# Logan



## Alex_Combs (Mar 20, 2013)

Has the water been raised up yet?


----------



## excalman (May 24, 2013)

No, was there tuesday lake still down 3-4 feet.


----------



## Alex_Combs (Mar 20, 2013)

Has anyone been up there since Tuesday?


----------



## B.Nutter (Oct 6, 2013)

Drove by yesterday. Still down way down. Some areas in the shallow flats are still dry.


----------



## Alex_Combs (Mar 20, 2013)

That's unfortunate. I was planning to go there tomorrow because last weekend the folks at the bait house said that the water was on its way up. So I thought a week would be enough time but I guess not.


----------



## TheCream (Mar 19, 2009)

Alex_Combs said:


> That's unfortunate. I was planning to go there tomorrow because last weekend the folks at the bait house said that the water was on its way up. So I thought a week would be enough time but I guess not.

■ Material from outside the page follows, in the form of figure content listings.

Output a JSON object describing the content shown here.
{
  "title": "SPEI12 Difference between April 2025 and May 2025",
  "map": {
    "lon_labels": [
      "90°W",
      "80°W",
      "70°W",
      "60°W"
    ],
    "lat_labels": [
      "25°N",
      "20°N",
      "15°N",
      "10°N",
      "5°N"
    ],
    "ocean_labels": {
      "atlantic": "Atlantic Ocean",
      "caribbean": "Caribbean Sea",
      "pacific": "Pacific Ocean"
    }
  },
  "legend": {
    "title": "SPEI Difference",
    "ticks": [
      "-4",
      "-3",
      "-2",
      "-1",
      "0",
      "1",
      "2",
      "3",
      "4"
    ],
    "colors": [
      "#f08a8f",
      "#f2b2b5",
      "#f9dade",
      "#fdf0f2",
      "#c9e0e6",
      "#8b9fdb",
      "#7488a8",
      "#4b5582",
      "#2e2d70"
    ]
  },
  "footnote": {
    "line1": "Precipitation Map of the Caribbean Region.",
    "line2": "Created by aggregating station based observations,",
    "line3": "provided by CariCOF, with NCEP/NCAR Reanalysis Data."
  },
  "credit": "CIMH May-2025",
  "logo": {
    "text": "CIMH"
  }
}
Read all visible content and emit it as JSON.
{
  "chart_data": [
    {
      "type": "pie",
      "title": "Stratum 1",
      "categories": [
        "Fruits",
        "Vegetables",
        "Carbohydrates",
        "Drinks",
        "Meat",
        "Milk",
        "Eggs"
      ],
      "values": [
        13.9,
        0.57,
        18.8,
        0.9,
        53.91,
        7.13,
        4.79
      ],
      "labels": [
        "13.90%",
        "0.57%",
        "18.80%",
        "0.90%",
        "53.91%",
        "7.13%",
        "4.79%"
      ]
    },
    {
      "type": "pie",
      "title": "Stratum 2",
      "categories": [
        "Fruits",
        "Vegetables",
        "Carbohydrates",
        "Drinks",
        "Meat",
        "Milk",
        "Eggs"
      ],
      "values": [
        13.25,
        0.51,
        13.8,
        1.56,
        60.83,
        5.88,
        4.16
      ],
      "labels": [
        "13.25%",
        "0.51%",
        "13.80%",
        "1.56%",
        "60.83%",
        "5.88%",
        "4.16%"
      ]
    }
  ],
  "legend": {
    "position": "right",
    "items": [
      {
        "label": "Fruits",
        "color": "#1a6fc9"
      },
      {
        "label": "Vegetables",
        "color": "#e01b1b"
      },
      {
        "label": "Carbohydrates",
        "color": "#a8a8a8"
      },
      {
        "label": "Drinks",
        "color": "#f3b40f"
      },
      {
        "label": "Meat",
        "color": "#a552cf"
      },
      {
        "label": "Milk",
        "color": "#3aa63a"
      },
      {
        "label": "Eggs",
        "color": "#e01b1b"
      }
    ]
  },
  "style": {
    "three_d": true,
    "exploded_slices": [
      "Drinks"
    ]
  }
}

If the level is dependent on rain fall, my guess is it will take a lot of rain to raise the lake 3-4'. Is there any kind of flowing water that goes into Lake Logan besides runoff?


----------



## Alex_Combs (Mar 20, 2013)

TheCream said:


> If the level is dependent on rain fall, my guess is it will take a lot of rain to raise the lake 3-4'. Is there any kind of flowing water that goes into Lake Logan besides runoff?


Well they lower the lake down every winter for weed control so I imagine they would have some way to raise it back up. But if not, the shallow end of the lake will take a awhile to get back to fish able.


----------



## TheCream (Mar 19, 2009)

Alex_Combs said:


> Well they lower the lake down every winter for weed control so I imagine they would have some way to raise it back up. But if not, the shallow end of the lake will take a awhile to get back to fish able.


I know, but it's a lot easier to open the valve and let water go than get water back in if there's no flowing water steadily coming in.


----------



## B.Nutter (Oct 6, 2013)

The Lake is fed by a small stream. However when I stopped down by the dam the water is still flowing through the gate valve. Not sure when they plan to close it. According to the ODNR draw down schedule they should have started raising it by now but they haven't.


----------



## B.Nutter (Oct 6, 2013)

I will keep you updated. I drive by the lake nearly every day on my way home from work just to see whats going on. I have been putting a few crappie in the cooler down at the dam and landed a 26" 7lb Saugeye down there about three weeks ago.


----------



## Alex_Combs (Mar 20, 2013)

B.Nutter said:


> I will keep you updated. I drive by the lake nearly every day on my way home from work just to see whats going on. I have been putting a few crappie in the cooler down at the dam and landed a 26" 7lb Saugeye down there about three weeks ago.


I appreciate it! I go to school at Hocking College and Logan is my favorite place to fish around here, so I'm needing that place to fill up!


----------



## B.Nutter (Oct 6, 2013)

Drove by on my way home. Good news they have started raising the lake. However think it will be another week before the shallow flats are fishable. FYI ODNR will be releasing 3000 rainbow trout at Dow Lake in Athens tomorrow if you need a fishing fix.

Sent from my SPH-L710 using Ohub Campfire mobile app


----------



## JignPig Guide (Aug 3, 2007)

Check out this picture my friend Kirk Hewitt took at Lake Logan Friday/yesterday.


----------



## kparrott154 (Mar 26, 2007)

JignPig Guide said:


> Check out this picture Kirk Hewitt took at Lake Logan Friday/yesterday.


That's awesome

Sent from my HTC One mini using Ohub Campfire mobile app


----------



## Certified106 (Mar 17, 2014)

Really cool picture!


----------